Backup your Mac!
Sunday, September 24th, 2006Last week the Seagate 120 GB drive in my MacBook failed. This is a drive upgrade I performed, so I have to send the disk back to Seagate for replacement. (Honestly, I think I was just unlucky here. The MacBook came with a 60 GB Seagate from the same disk series, so there is nothing magic about it. Poisson statistics just suck sometimes.)
For the time being, I have reverted to the original 60 GB and started reconstructing my files from my crappy backups. In the process, I have learned two obvious lessons about backups:
- Thou shalt backup your entire disk.
- Thou shalt backup daily.
Failure to obey Lesson #1 now means that I have to reinstall all of my software and get everything setup like I had before. This has taken a day, and I’ve probably missed some things. Failure to obey Lesson #2 has cost me a couple dozen photos, a week of work, a bunch of notes, and some music I had bought.
This traumatic experience has forced me to evaluate why I was not doing backups more frequently. The reasons were:
- I didn’t have a simple system.
- It took too long.
To fix this, I went looking again for a new backup utility. On my Linux systems, I usually use rsync, which is pretty easy to operate, works through the network, and is smart about how much data it sends. OS X is a different beast however. On Linux, for the most part, you only need to worry about the file contents, the UID/GID, file permissions, and hard/soft links. OS X has to cope with all the resource forks, HFS+ pixie dust, Spotlight metadata, ACLs, plus the standard UNIX metadata. Check out this article on cloning in OS X for a great review of the various issues. Frankly, it’s a mess. Apple’s got some feature creep going on with their filesystem, and nearly everyone gets the metadata at least partially wrong.
With that in the back of my mind, I’ve been worried about whether UNIX tools like cp and rsync were sufficient for a system backup. For my personal files, it doesn’t matter. I don’t make much use of the extra info. But, Lesson #1 says that your backup must be good enough to restore the entire OS, not just some of your files. So in my early Mac days, I went looking for a more Mac-specific backup tool.

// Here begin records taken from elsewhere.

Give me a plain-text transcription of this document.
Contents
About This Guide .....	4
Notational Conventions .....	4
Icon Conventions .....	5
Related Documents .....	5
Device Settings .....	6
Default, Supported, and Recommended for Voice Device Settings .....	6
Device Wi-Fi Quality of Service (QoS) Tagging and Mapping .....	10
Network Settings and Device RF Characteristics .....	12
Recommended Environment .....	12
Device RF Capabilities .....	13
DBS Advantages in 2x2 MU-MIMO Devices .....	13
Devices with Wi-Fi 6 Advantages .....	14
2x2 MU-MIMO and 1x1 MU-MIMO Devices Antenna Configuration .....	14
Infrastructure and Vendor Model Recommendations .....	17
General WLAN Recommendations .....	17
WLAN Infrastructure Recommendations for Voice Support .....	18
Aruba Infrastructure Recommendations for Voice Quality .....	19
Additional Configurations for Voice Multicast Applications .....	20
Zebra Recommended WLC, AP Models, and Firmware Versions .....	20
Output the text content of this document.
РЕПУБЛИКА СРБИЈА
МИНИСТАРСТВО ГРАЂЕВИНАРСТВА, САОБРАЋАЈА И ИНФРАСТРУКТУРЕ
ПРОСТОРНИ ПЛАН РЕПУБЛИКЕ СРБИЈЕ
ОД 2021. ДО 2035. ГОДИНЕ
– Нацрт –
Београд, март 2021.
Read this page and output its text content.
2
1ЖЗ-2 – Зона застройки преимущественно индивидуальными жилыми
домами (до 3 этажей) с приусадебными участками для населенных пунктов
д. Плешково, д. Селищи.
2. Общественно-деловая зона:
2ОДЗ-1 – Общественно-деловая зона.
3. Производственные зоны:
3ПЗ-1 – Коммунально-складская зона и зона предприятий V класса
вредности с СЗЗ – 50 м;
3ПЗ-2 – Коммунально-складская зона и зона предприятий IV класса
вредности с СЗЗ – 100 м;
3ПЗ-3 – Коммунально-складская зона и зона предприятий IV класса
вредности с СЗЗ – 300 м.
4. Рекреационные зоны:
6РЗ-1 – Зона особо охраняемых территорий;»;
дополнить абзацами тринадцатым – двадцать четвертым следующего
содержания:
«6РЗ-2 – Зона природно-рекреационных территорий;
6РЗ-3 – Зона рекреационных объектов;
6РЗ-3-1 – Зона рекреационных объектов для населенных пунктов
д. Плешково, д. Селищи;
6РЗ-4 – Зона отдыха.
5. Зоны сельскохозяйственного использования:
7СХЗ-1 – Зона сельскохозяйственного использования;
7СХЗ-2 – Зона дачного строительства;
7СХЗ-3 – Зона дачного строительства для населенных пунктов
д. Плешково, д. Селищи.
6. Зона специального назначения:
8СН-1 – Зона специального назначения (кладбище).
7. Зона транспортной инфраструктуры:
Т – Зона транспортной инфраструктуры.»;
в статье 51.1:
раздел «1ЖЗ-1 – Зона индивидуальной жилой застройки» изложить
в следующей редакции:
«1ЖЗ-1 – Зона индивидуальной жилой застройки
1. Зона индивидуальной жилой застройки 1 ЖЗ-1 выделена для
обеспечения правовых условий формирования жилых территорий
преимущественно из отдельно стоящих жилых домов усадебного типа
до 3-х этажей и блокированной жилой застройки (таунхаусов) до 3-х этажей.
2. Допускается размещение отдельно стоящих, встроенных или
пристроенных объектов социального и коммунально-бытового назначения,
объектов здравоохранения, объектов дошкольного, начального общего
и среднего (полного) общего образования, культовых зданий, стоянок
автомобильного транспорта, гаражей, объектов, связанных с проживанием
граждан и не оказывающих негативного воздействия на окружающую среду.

I stumbled on Carbon Copy Cloner, which had lots of advantages. It was free, it backed up the entire disk, and it even made the target bootable. PowerPC Macs have had the ability to boot an external Firewire hard drive for a while (hold the Option key when you power on), and the Intel Macs also can boot USB 2.0 disks as well (though I have not tested that). Being able to boot the external disk provides a great disaster recovery system, especially if your laptop is vital to your work. If your internal disk dies, switch to the external disk while you replace the internal disk. Then just clone the external disk back over once the internal disk has been replaced. We have a simple and symmetric solution that a physicist can love. With the addition of psync, an rsync-like Perl program that claims to copy more of the Mac metadata, CCC can also be smart and only copy files which have changed. This is very important, especially for network backups where bandwidth and network overhead are the speed limitation.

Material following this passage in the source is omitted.